No one guessed which saint I was going to do today… Now I am depressed…
Continuing my series about saints, I have chosen someone who is not technically canonized yet, but he is a blessed who has a feast day, so he counts close enough. His name is Bl. Vasyl Velychkovsky.
Vasyl was born in Stanislaviv, in then Austria-Hungary on June 1, 1903 (an excellent day and year which I remember vividly). In 1920 he entered the seminary in Lviv and five years later, he was ordained a priest and took religious vows in the Congregation of the Most Holy Redeemer, better known as the Redemptorists. In other words, he was a priest-monk type (or so I can put it no plainer). He preached and taught in Volyn. In 1942 he became abbot of the monastery in a city called Ternopil. What happens next is the fault of the Communists. (they may be the ones a person would always blame if he sees the green-skinned Wood-Elves in the 1977 cartoon, The Hobbit, but that can be ignored).
Bl. Vasyl was arrested in 1945 by the NKVD and sent to Kiev during the religious persecution. The official punishment was death, but the Soviets nicely changed it to ten years in hard labor (in other words, a cruel concentration camp) because they were just so nice in that way.
On release in 1955 Vasyl went back to Lviv, and was ordained a bishop in 1963. What the Soviets should have learned from the Romans is that persecution never works to actually quell Christianity and the proper way to do so is to make Christians grow comfortable and lukewarm, but apparently the Soviets were no history scholars. In 1969 Vasyl was imprisoned again for three years for his religious activities. Released in 1972, he was exiled outside the USSR. He then did what anyone does if he does not like the political climate at the time—he moved to Canada. He went to God on account of his injuries from prison in Winnipeg, Manitoba, Canada on June 30, 1973. He was seventy years old (why his feast day is three days too early, I do not know.
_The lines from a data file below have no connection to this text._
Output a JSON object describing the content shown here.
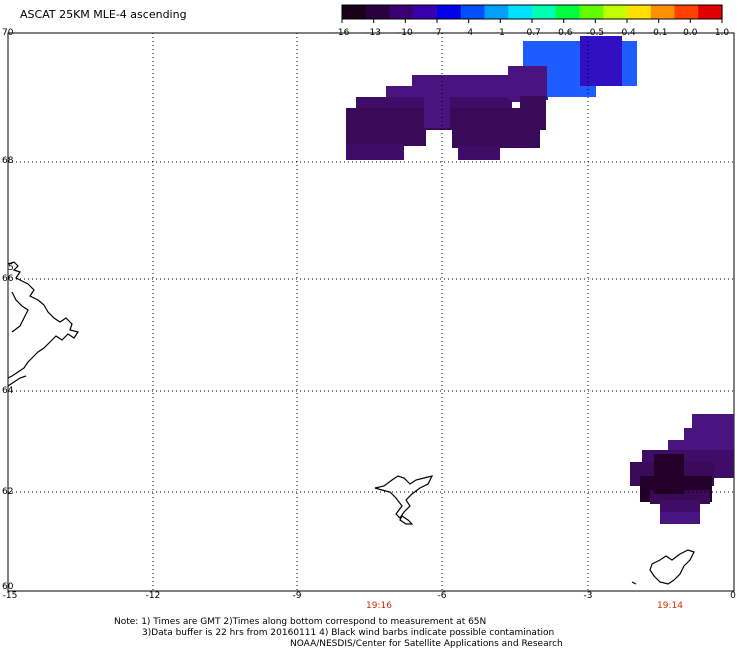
{
  "title": "ASCAT 25KM MLE-4 ascending",
  "colorbar": {
    "colors": [
      "#1a0018",
      "#2a0040",
      "#3a0070",
      "#3a00b0",
      "#0000e6",
      "#0050ff",
      "#00a0ff",
      "#00e0ff",
      "#00ffb0",
      "#00ff40",
      "#60ff00",
      "#c0ff00",
      "#ffe000",
      "#ff9000",
      "#ff4000",
      "#e00000"
    ],
    "ticks": [
      "-16",
      "-13",
      "-10",
      "-7",
      "-4",
      "-1",
      "-0.7",
      "-0.6",
      "-0.5",
      "-0.4",
      "-0.1",
      "0.0",
      "1.0"
    ]
  },
  "lat_labels": [
    "70",
    "68",
    "66",
    "64",
    "62",
    "60"
  ],
  "lon_labels": [
    "-15",
    "-12",
    "-9",
    "-6",
    "-3",
    "0"
  ],
  "orbit_times": [
    "19:16",
    "19:14"
  ],
  "side_label": "5",
  "notes": [
    "Note: 1) Times are GMT 2)Times along bottom correspond to measurement at 65N",
    "3)Data buffer is 22 hrs from 20160111 4) Black wind barbs indicate possible contamination",
    "NOAA/NESDIS/Center for Satellite Applications and Research"
  ],
  "swath_colors": {
    "purple_dark": "#3a0a58",
    "purple": "#4a1480",
    "purple_mid": "#3f0d68",
    "near_black": "#22002a",
    "blue": "#1e5cff",
    "blue2": "#1a4fe8",
    "indigo": "#3010c0"
  }
}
Thirty years after his death, Vasyl Velychkovsky’s body was found to be almost incorrupt, except for the fact that his toes had fallen off, which were subsequently divided to be used as holy relics (it is a very Catholic thing to distribute body parts of holy people throughout the world, by the way).
He was beatified in 2001 by Pope St. John Paul II. On July 20, 2014, at the Marian Shrine of Our Lady of Zarvanytsia in Ukraine, Sviatoslav Shevchuk, Major Archbishop of Kyiv-Halych, solemnly proclaimed Vasyl patron of prison ministry for the Ukrainian Greek-Catholic Church. A prison minister might as well pray to him—especially, I think, if the minister is trying to share Christ with the inmates. Also, if the reader happens to be a prisoner somewhere under the charge of religious activity (which I sincerely hope is not the case now) or risking it (which is also unfortunate), I think you ought to ask Bl. Vasyl for his intercession.